DUA PULUH TIGA

78 12 0
                                    


🍁🍁🍁

"Aku dimana?." Tanya Dinda bermonolog.
Dinda menatap sekelilingnya. Hanya ada pohon-pohon yang menjulang tinggi. Tidak ada rumah dan jalan. Banyak bunga-bunga yang bermekaran dan kupu-kupu saling berterbangan.

"Dinda." Panggil seorang pemuda dari belakang. Dinda menoleh ke arahnya.

"Mas Fahri." Lirih Dinda.

"Kenapa kamu menyimpan dendam pada orang yang tidak bersalah, Din?." Tanya Fahri dengan raut penuh kekecewaan.

"Kamu telah menyakiti diriku, Din. Untuk apa balas dendam?. Aku sangat sedih disini. Melihat kamu menjadi seorang pendendam. Kematian diriku sudah takdir, Din. Jangan menyalahkan makhluk Allah. Kamu sangat membuat aku terluka, Din." Fahri menatap lekat gadis pujaannya.

Dinda menatap Fahri dengan mata berkaca-kaca. Linangan air mata turun membasahi wajah cantiknya.

"Kamu meninggal karena, Ans. Aku tidak mau Ans bahagia Mas. Aku ingin balas dendam dengan semuanya. Walaupun aku sendiri akan sangat menyakiti keponakanku." Teriak Dinda.

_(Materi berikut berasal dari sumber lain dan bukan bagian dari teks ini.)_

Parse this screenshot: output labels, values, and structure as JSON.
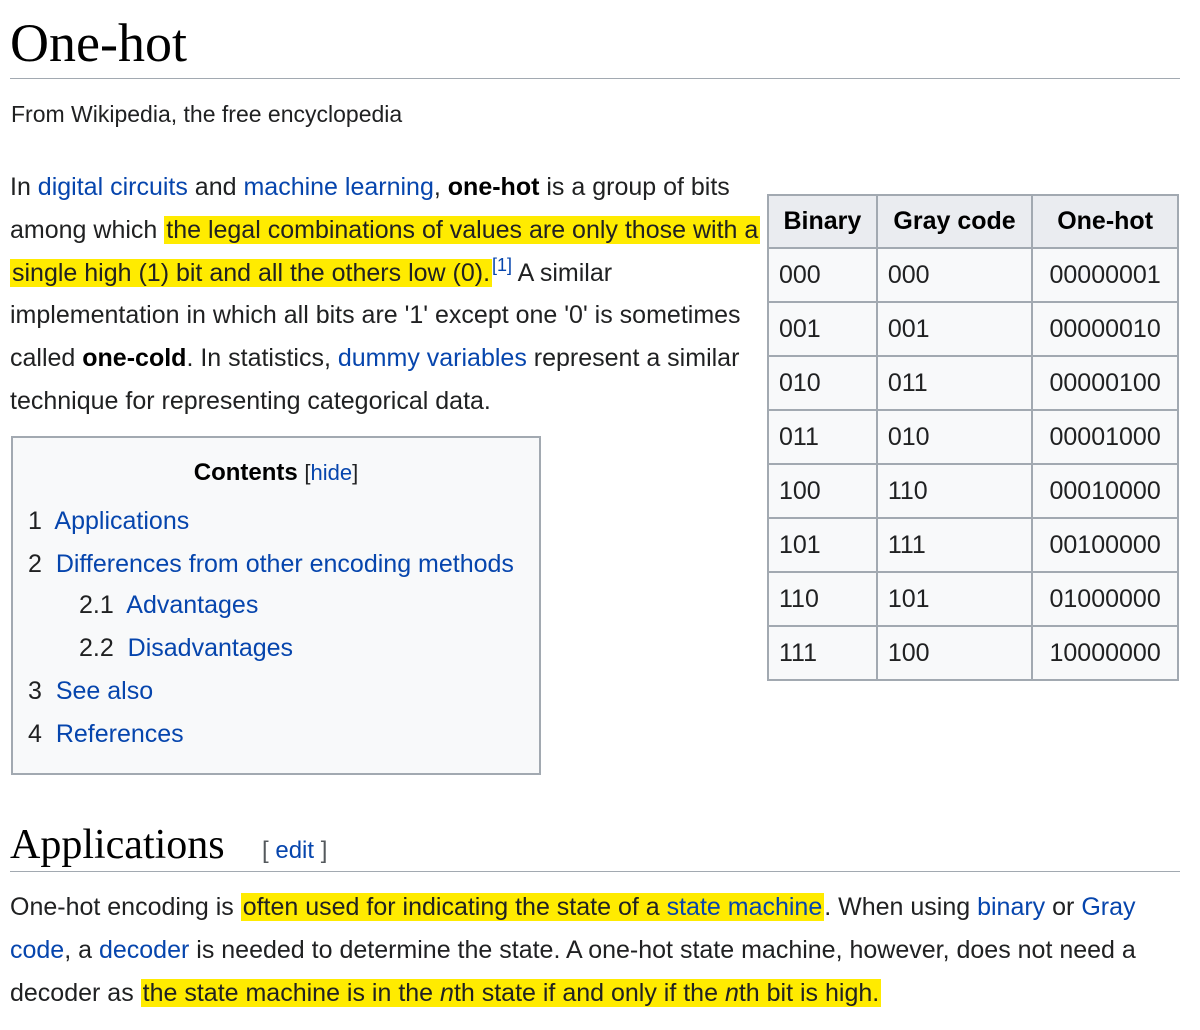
{
  "page": {
    "title": "One-hot",
    "subtitle": "From Wikipedia, the free encyclopedia"
  },
  "intro": {
    "t1": "In ",
    "link_digital_circuits": "digital circuits",
    "t2": " and ",
    "link_machine_learning": "machine learning",
    "t3": ", ",
    "bold_one_hot": "one-hot",
    "t4": " is a group of bits among which ",
    "highlight1": "the legal combinations of values are only those with a single high (1) bit and all the others low (0).",
    "ref": "[1]",
    "t5": " A similar implementation in which all bits are '1' except one '0' is sometimes called ",
    "bold_one_cold": "one-cold",
    "t6": ". In statistics, ",
    "link_dummy_variables": "dummy variables",
    "t7": " represent a similar technique for representing categorical data."
  },
  "toc": {
    "title": "Contents",
    "hide_open": "[",
    "hide_label": "hide",
    "hide_close": "]",
    "items": [
      {
        "num": "1",
        "label": "Applications"
      },
      {
        "num": "2",
        "label": "Differences from other encoding methods"
      },
      {
        "num": "2.1",
        "label": "Advantages"
      },
      {
        "num": "2.2",
        "label": "Disadvantages"
      },
      {
        "num": "3",
        "label": "See also"
      },
      {
        "num": "4",
        "label": "References"
      }
    ]
  },
  "table": {
    "headers": [
      "Binary",
      "Gray code",
      "One-hot"
    ],
    "rows": [
      [
        "000",
        "000",
        "00000001"
      ],
      [
        "001",
        "001",
        "00000010"
      ],
      [
        "010",
        "011",
        "00000100"
      ],
      [
        "011",
        "010",
        "00001000"
      ],
      [
        "100",
        "110",
        "00010000"
      ],
      [
        "101",
        "111",
        "00100000"
      ],
      [
        "110",
        "101",
        "01000000"
      ],
      [
        "111",
        "100",
        "10000000"
      ]
    ]
  },
  "applications": {
    "heading": "Applications",
    "edit_open": "[ ",
    "edit_label": "edit",
    "edit_close": " ]",
    "t1": "One-hot encoding is ",
    "hl1_a": "often used for indicating the state of a ",
    "link_state_machine": "state machine",
    "t2": ". When using ",
    "link_binary": "binary",
    "t3": " or ",
    "link_gray_code": "Gray code",
    "t4": ", a ",
    "link_decoder": "decoder",
    "t5": " is needed to determine the state. A one-hot state machine, however, does not need a decoder as ",
    "hl2_a": "the state machine is in the ",
    "hl2_n1": "n",
    "hl2_b": "th state if and only if the ",
    "hl2_n2": "n",
    "hl2_c": "th bit is high."
  },
  "colors": {
    "link": "#0645ad",
    "highlight": "#ffeb00",
    "border": "#a2a9b1",
    "header_bg": "#eaecf0",
    "box_bg": "#f8f9fa"
  }
}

"Istighfar Dinda. Aku hanya ditakdirkan oleh Allah untuk mengenal kamu saja. Tidak untuk menikahi kamu Din. Yusuf tidak membuat aku meninggal. Itu adalah kecelakaan Dinda." Fahri membalas ucapan Dinda dengan penuh kelembutan. Dinda adalah calon istrinya. Dinda mengira bahwa Fahri meninggal karena Yusuf, sebab saat kejadian Fahri sedang sakit. Seharusnya Dinda tidak menyalahkan Yusuf. Takdir Fahri memang sudah seperti ini. Ternyata mereka berdua tidak ditakdirkan untuk membina rumah tangga.

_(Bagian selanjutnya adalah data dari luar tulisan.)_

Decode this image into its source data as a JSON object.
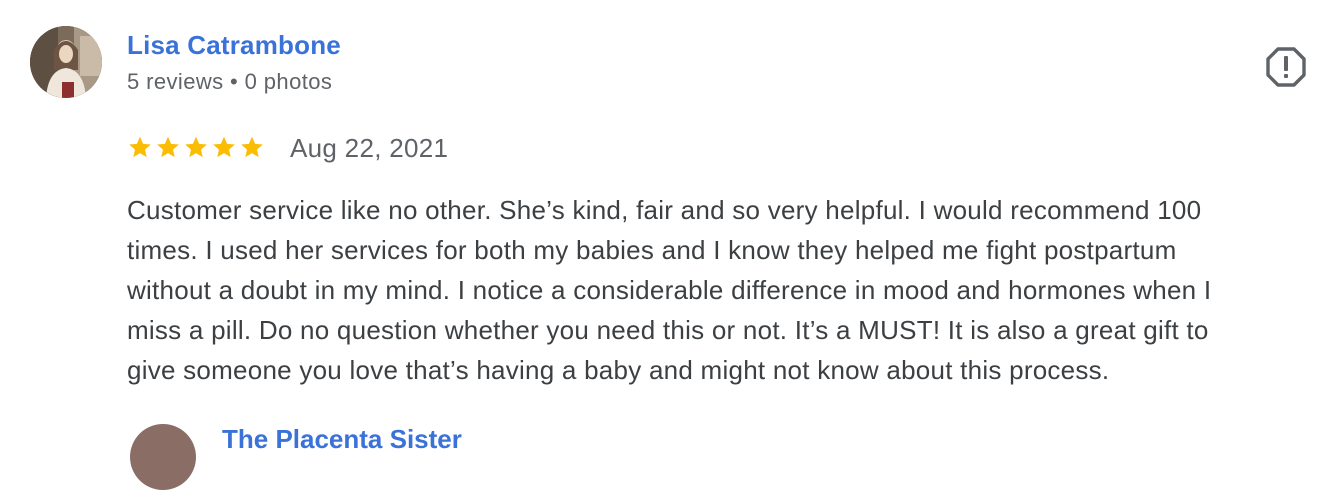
{
  "review": {
    "reviewer_name": "Lisa Catrambone",
    "reviewer_meta": "5 reviews • 0 photos",
    "rating": 5,
    "rating_max": 5,
    "date": "Aug 22, 2021",
    "text_lines": [
      "Customer service like no other. She’s kind, fair and so very helpful. I would recommend 100",
      "times. I used her services for both my babies and I know they helped me fight postpartum",
      "without a doubt in my mind. I notice a considerable difference in mood and hormones when I",
      "miss a pill. Do no question whether you need this or not. It’s a MUST! It is also a great gift to",
      "give someone you love that’s having a baby and might not know about this process."
    ],
    "report_icon": "report-flag-icon"
  },
  "next_review": {
    "reviewer_name": "The Placenta Sister"
  },
  "colors": {
    "name": "#3b72d9",
    "meta": "#5f6368",
    "text": "#3c4043",
    "star": "#fbbc04",
    "icon": "#5f6368"
  }
}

"Lalu kenapa Ans menyuruh Mas untuk menyetir mobil. Jelas-jelas Mas Fahri sedang sakit." Ucap Dinda lirih. Tubuhnya terjatuh di atas rerumputan hijau. Fahri menyamakan posisi dengan Dinda.

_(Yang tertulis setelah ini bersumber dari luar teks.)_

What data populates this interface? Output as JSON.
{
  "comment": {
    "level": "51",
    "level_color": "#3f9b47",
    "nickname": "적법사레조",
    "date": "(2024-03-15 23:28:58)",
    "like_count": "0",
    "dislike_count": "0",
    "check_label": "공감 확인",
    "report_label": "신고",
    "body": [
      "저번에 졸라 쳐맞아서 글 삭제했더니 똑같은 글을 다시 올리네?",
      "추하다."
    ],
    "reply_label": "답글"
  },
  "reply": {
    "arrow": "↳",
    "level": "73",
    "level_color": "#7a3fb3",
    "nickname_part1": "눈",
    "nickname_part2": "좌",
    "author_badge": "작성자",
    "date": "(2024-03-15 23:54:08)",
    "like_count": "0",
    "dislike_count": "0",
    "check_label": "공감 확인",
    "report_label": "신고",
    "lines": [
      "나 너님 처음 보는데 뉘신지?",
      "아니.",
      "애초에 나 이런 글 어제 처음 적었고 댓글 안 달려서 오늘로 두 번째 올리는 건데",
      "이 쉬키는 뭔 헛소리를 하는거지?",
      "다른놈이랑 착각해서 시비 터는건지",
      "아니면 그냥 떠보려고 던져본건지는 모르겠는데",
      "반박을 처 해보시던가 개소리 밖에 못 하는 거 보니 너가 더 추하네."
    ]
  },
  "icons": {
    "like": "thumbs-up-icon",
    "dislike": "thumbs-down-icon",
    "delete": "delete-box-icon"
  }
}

"Jangan menangis Dinda. Suatu saat kamu akan tahu bagaimana kejadian yang sebenarnya."

"Maafkan Mas, Din."

Dinda melihat wajah Fahri. Wajah yang membuat Dinda selalu tersenyum Kaka melihatnya. Wajah penuh keteduhan.

"Untuk apa Mas?."

"Maaf karena tidak bisa menepati janji, Mas." Fahri menangis. Wajah teduhnya kini memerah, membuat Dinda tidak kuat melihatnya.

Keduanya menangis terisak. Lama dengan posisi seperti itu. Dinda memeluk lututnya. Sedangkan Fahri menjambak rambutnya frustasi.

"Mas harus pergi, Din."

"Mas mau kemana?." Tanya Dinda. Dinda berdiri mengikuti langkah kaki Fahri. Tapi semakin Dinda berlari mengejar Fahri justru Fajri semakin menjauh darinya. Punggungnya sudah tidak terlihat di antar kabut asap yang tebal.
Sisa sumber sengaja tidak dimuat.